The Prime Minister has dismissed renewed calls for him to resign at the first PMQs since the parliamentary Easter recess.
In a heated session in which the Prime Minister struggled, and arguably failed, to stay calm, opposition leaders renewed calls for Johnson to resign in the first PMQs since the Prime Minister was issued a fixed penalty notice for breaching lockdown restrictions.
Keir Starmer opened by listing various government officials who had resigned for breaching lockdown rules, including those who the Prime Minister had condemned the actions of. Included among them was Allegra Stratton, former No. 10 spokesperson who resigned after footage emerged of her joking about a rule-breaking party.
“Allegra Stratton laughed at breaking the rules. She resigned. The Prime Minister then claimed he was furious at her behaviour and accepted her resignation.”
“Professor Neil Fergusson broke the rules. He also resigned. The Prime Minister said ‘that was the right thing to do’.”
“The former Health Secretary broke the rules; he too resigned. The Prime Minister tried to claim he’d sacked him!”

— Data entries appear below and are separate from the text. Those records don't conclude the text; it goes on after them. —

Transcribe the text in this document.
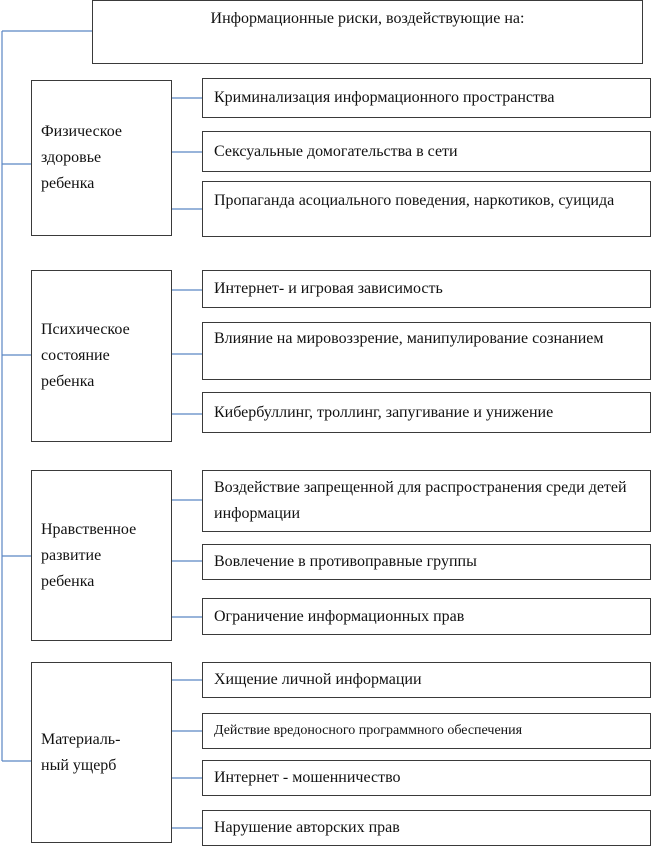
Информационные риски, воздействующие на:
Физическое
здоровье
ребенка
Криминализация информационного пространства
Сексуальные домогательства в сети
Пропаганда асоциального поведения, наркотиков, суицида
Психическое
состояние
ребенка
Интернет- и игровая зависимость
Влияние на мировоззрение, манипулирование сознанием
Кибербуллинг, троллинг, запугивание и унижение
Нравственное
развитие
ребенка
Воздействие запрещенной для распространения среди детей информации
Вовлечение в противоправные группы
Ограничение информационных прав
Материаль-
ный ущерб
Хищение личной информации
Действие вредоносного программного обеспечения
Интернет - мошенничество
Нарушение авторских прав
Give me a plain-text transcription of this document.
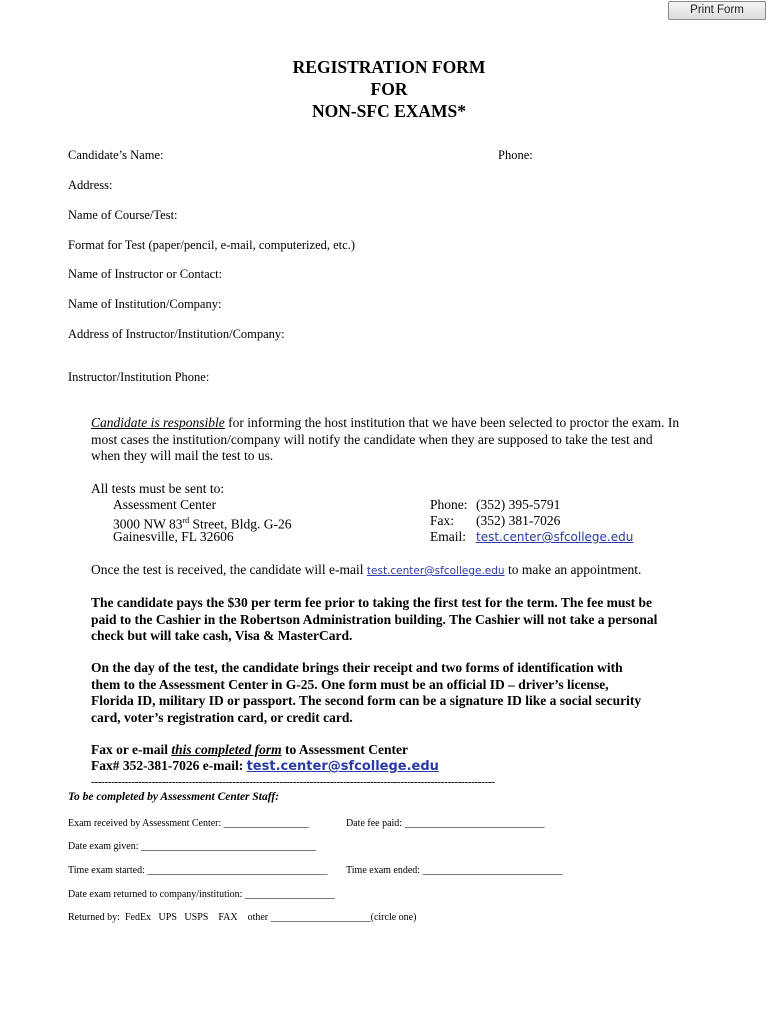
Print Form
REGISTRATION FORM
FOR
NON-SFC EXAMS*
Candidate’s Name:	Phone:
Address:
Name of Course/Test:
Format for Test (paper/pencil, e-mail, computerized, etc.)
Name of Instructor or Contact:
Name of Institution/Company:
Address of Instructor/Institution/Company:
Instructor/Institution Phone:
Candidate is responsible for informing the host institution that we have been selected to proctor the exam. In most cases the institution/company will notify the candidate when they are supposed to take the test and when they will mail the test to us.
All tests must be sent to:
Assessment Center
3000 NW 83rd Street, Bldg. G-26
Gainesville, FL 32606
Phone: (352) 395-5791
Fax: (352) 381-7026
Email: test.center@sfcollege.edu
Once the test is received, the candidate will e-mail test.center@sfcollege.edu to make an appointment.
The candidate pays the $30 per term fee prior to taking the first test for the term. The fee must be paid to the Cashier in the Robertson Administration building. The Cashier will not take a personal check but will take cash, Visa & MasterCard.
On the day of the test, the candidate brings their receipt and two forms of identification with them to the Assessment Center in G-25. One form must be an official ID – driver’s license, Florida ID, military ID or passport. The second form can be a signature ID like a social security card, voter’s registration card, or credit card.
Fax or e-mail this completed form to Assessment Center
Fax# 352-381-7026 e-mail: test.center@sfcollege.edu
------------------------------------------------------------------------------------------------------------------------
To be completed by Assessment Center Staff:
Exam received by Assessment Center: _________________	Date fee paid: ____________________________
Date exam given: ___________________________________
Time exam started: ____________________________________ Time exam ended: ____________________________
Date exam returned to company/institution: __________________
Returned by: FedEx UPS USPS FAX other ____________________(circle one)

“Why does the Prime Minister think everybody else’s actions have consequences except his own?”
Johnson, predictably, deflected from the question with his familiar spiel about “getting the job done” and “delivering on promises” before accusing Starmer of “intellectual bankruptcy”, the first of several attacks he made against the Labour leader throughout the session.
“Yesterday’s apology lasted as long as the Prime Minister thought necessary to be clipped for the news. But once the cameras were off … he went back to blaming everyone else.”
Accusations were then aimed at the Prime Minister, accusing him of levelling insults against the Archbishop of Canterbury for his criticism of the government’s plan to transfer refugees to Rwanda, and also for allegedly claiming that the BBC was not being critical enough of Putin and Russia in its coverage of the conflict in Ukraine.
The Prime Minister claimed that he was surprised to be criticised for the Rwanda policy, although considering that he previously said that he was expecting legal challenges from human rights lawyers, and immediately received widespread criticism from those on both sides of the house for the policy suggests that such criticism was more than expected.
Regarding the alleged criticism of the BBC, Johnson said:
“I said nothing of the kind. I have the highest admiration, as a journalist and a former journalist, for what journalists do.”
“I did not attack the BBC … for their coverage of Ukraine… He must be out of his tiny mind!”
Amusingly he twice called Starmer a “Corbynista in an Islington suit”. Since standing down from leading the Labour party after the 2019 elections, Corbyn has remained a prominent figure in the Conservative party’s rhetoric, being portrayed as an ever-present bogeyman to symbolise whatever position the government is currently opposed to, regardless of its actual resemblance to Corbyn’s policies. The claim was especially strange as Starmer has conducted a broad ‘purge’ of both the left-wing of the Labour party membership and MPs who had been Corbyn allies, as well as removing the whip from the Islington-North MP, in an attempt to distance himself and the party from its former leader.
Leader of the SNP in the House of Commons, Ian Blackford said:
“The Prime Minister might have convinced his backbenchers and his spineless Scottish tories to keep him in place for another few weeks, but the public aren’t so easily fooled. 82% of people in Scotland believe the Prime Minister lied to this Parliament, and to the public. Are they right? or should they not believe their lying eyes?”
“No government can be led by a Prime Minister who is in a constant state of crisis to save his own skin.”
“The UK government is now led by a tag team of scandal. A Prime Minister who can’t be trusted with the truth, and a Chancellor who can’t be trusted with his taxes.”
“Everyone knows that this Prime Minister is living on borrowed time… in the meantime, families are counting the cost of the tory-made cost-of-living-crisis everyday. After yesterday’s farce isn’t it finally the time to accept that neither his party nor the public can afford to keep him around as Prime Minister for one minute longer.”
Johnson once again replied that he was going to continue “getting on with the job”.